I lift my head and attempt to do that eyebrow thing she’s always doing.

She laughs softly while she keeps stroking my ear. “I know, I know. I’m a bitchy socialite workaholic.”

“Are you?”

She sighs again, and this one isn’t nearly as content. “I thought I could win this thing Gigi has us doing if I played her game and did a good job with it, except . . . I think I’ve done too good of a job. I can’t see myself going back to New York, to my job, to my social life, to my—to my past, and falling into the same habits without feeling like I’m giving up something that I never realized would matter to me.”

“Your . . . principles? Or just your principal’s office?”

She doesn’t laugh at the joke. “My soul.”

And that’s exactly why I like Phoebe Lightly more than I thought I would.

She has no idea how much we have in common.

I’ve made my own mistakes in life. Wondered about my own soul. Dug out of finding out I wasn’t the person I wanted to be.

Watching her choose the same for herself—it’s like having a front-row seat to a butterfly emerging from a cocoon after going in as a snake.

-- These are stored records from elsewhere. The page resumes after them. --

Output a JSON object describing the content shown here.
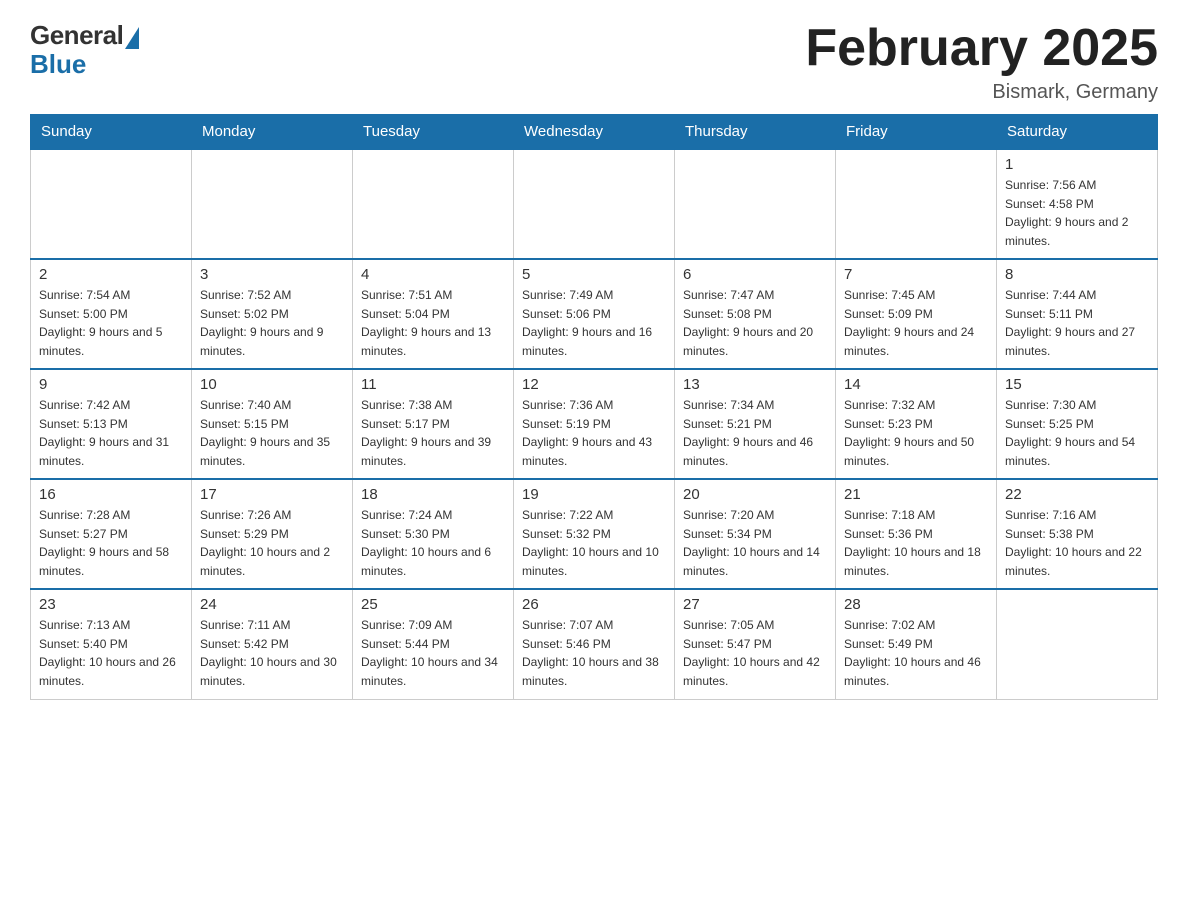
{
  "logo": {
    "general": "General",
    "blue": "Blue"
  },
  "header": {
    "title": "February 2025",
    "location": "Bismark, Germany"
  },
  "days_of_week": [
    "Sunday",
    "Monday",
    "Tuesday",
    "Wednesday",
    "Thursday",
    "Friday",
    "Saturday"
  ],
  "weeks": [
    [
      {
        "day": "",
        "info": ""
      },
      {
        "day": "",
        "info": ""
      },
      {
        "day": "",
        "info": ""
      },
      {
        "day": "",
        "info": ""
      },
      {
        "day": "",
        "info": ""
      },
      {
        "day": "",
        "info": ""
      },
      {
        "day": "1",
        "info": "Sunrise: 7:56 AM\nSunset: 4:58 PM\nDaylight: 9 hours and 2 minutes."
      }
    ],
    [
      {
        "day": "2",
        "info": "Sunrise: 7:54 AM\nSunset: 5:00 PM\nDaylight: 9 hours and 5 minutes."
      },
      {
        "day": "3",
        "info": "Sunrise: 7:52 AM\nSunset: 5:02 PM\nDaylight: 9 hours and 9 minutes."
      },
      {
        "day": "4",
        "info": "Sunrise: 7:51 AM\nSunset: 5:04 PM\nDaylight: 9 hours and 13 minutes."
      },
      {
        "day": "5",
        "info": "Sunrise: 7:49 AM\nSunset: 5:06 PM\nDaylight: 9 hours and 16 minutes."
      },
      {
        "day": "6",
        "info": "Sunrise: 7:47 AM\nSunset: 5:08 PM\nDaylight: 9 hours and 20 minutes."
      },
      {
        "day": "7",
        "info": "Sunrise: 7:45 AM\nSunset: 5:09 PM\nDaylight: 9 hours and 24 minutes."
      },
      {
        "day": "8",
        "info": "Sunrise: 7:44 AM\nSunset: 5:11 PM\nDaylight: 9 hours and 27 minutes."
      }
    ],
    [
      {
        "day": "9",
        "info": "Sunrise: 7:42 AM\nSunset: 5:13 PM\nDaylight: 9 hours and 31 minutes."
      },
      {
        "day": "10",
        "info": "Sunrise: 7:40 AM\nSunset: 5:15 PM\nDaylight: 9 hours and 35 minutes."
      },
      {
        "day": "11",
        "info": "Sunrise: 7:38 AM\nSunset: 5:17 PM\nDaylight: 9 hours and 39 minutes."
      },
      {
        "day": "12",
        "info": "Sunrise: 7:36 AM\nSunset: 5:19 PM\nDaylight: 9 hours and 43 minutes."
      },
      {
        "day": "13",
        "info": "Sunrise: 7:34 AM\nSunset: 5:21 PM\nDaylight: 9 hours and 46 minutes."
      },
      {
        "day": "14",
        "info": "Sunrise: 7:32 AM\nSunset: 5:23 PM\nDaylight: 9 hours and 50 minutes."
      },
      {
        "day": "15",
        "info": "Sunrise: 7:30 AM\nSunset: 5:25 PM\nDaylight: 9 hours and 54 minutes."
      }
    ],
    [
      {
        "day": "16",
        "info": "Sunrise: 7:28 AM\nSunset: 5:27 PM\nDaylight: 9 hours and 58 minutes."
      },
      {
        "day": "17",
        "info": "Sunrise: 7:26 AM\nSunset: 5:29 PM\nDaylight: 10 hours and 2 minutes."
      },
      {
        "day": "18",
        "info": "Sunrise: 7:24 AM\nSunset: 5:30 PM\nDaylight: 10 hours and 6 minutes."
      },
      {
        "day": "19",
        "info": "Sunrise: 7:22 AM\nSunset: 5:32 PM\nDaylight: 10 hours and 10 minutes."
      },
      {
        "day": "20",
        "info": "Sunrise: 7:20 AM\nSunset: 5:34 PM\nDaylight: 10 hours and 14 minutes."
      },
      {
        "day": "21",
        "info": "Sunrise: 7:18 AM\nSunset: 5:36 PM\nDaylight: 10 hours and 18 minutes."
      },
      {
        "day": "22",
        "info": "Sunrise: 7:16 AM\nSunset: 5:38 PM\nDaylight: 10 hours and 22 minutes."
      }
    ],
    [
      {
        "day": "23",
        "info": "Sunrise: 7:13 AM\nSunset: 5:40 PM\nDaylight: 10 hours and 26 minutes."
      },
      {
        "day": "24",
        "info": "Sunrise: 7:11 AM\nSunset: 5:42 PM\nDaylight: 10 hours and 30 minutes."
      },
      {
        "day": "25",
        "info": "Sunrise: 7:09 AM\nSunset: 5:44 PM\nDaylight: 10 hours and 34 minutes."
      },
      {
        "day": "26",
        "info": "Sunrise: 7:07 AM\nSunset: 5:46 PM\nDaylight: 10 hours and 38 minutes."
      },
      {
        "day": "27",
        "info": "Sunrise: 7:05 AM\nSunset: 5:47 PM\nDaylight: 10 hours and 42 minutes."
      },
      {
        "day": "28",
        "info": "Sunrise: 7:02 AM\nSunset: 5:49 PM\nDaylight: 10 hours and 46 minutes."
      },
      {
        "day": "",
        "info": ""
      }
    ]
  ],
  "colors": {
    "header_bg": "#1a6ea8",
    "header_text": "#ffffff",
    "border": "#cccccc",
    "text": "#333333"
  }
}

“I don’t know if I believe in heaven,” she says to the cracked ceiling. “I don’t know if there’s an afterlife. But I know—I know I’ve taken too much for granted. I have more money than some small nations operate with in an entire year. I have connections to high-powered people all over the world. I have access to personal assistants and consultants and concierges who can make nearly anything happen in the blink of an eye. And when I’m gone, they’ll all breathe a sigh of relief that they don’t have to deal with me anymore. They won’t miss me. They won’t talk about how I made their lives better. They’ll remember that time I gave them a watch so that I didn’t have to give it back to an ex-boyfriend, or the time I tried to sleep my way into a promotion, or the time I couldn’t be bothered to learn their names because if they didn’t fold my sheets right, I’d tell my personal assistant to fire them and find someone else who would.”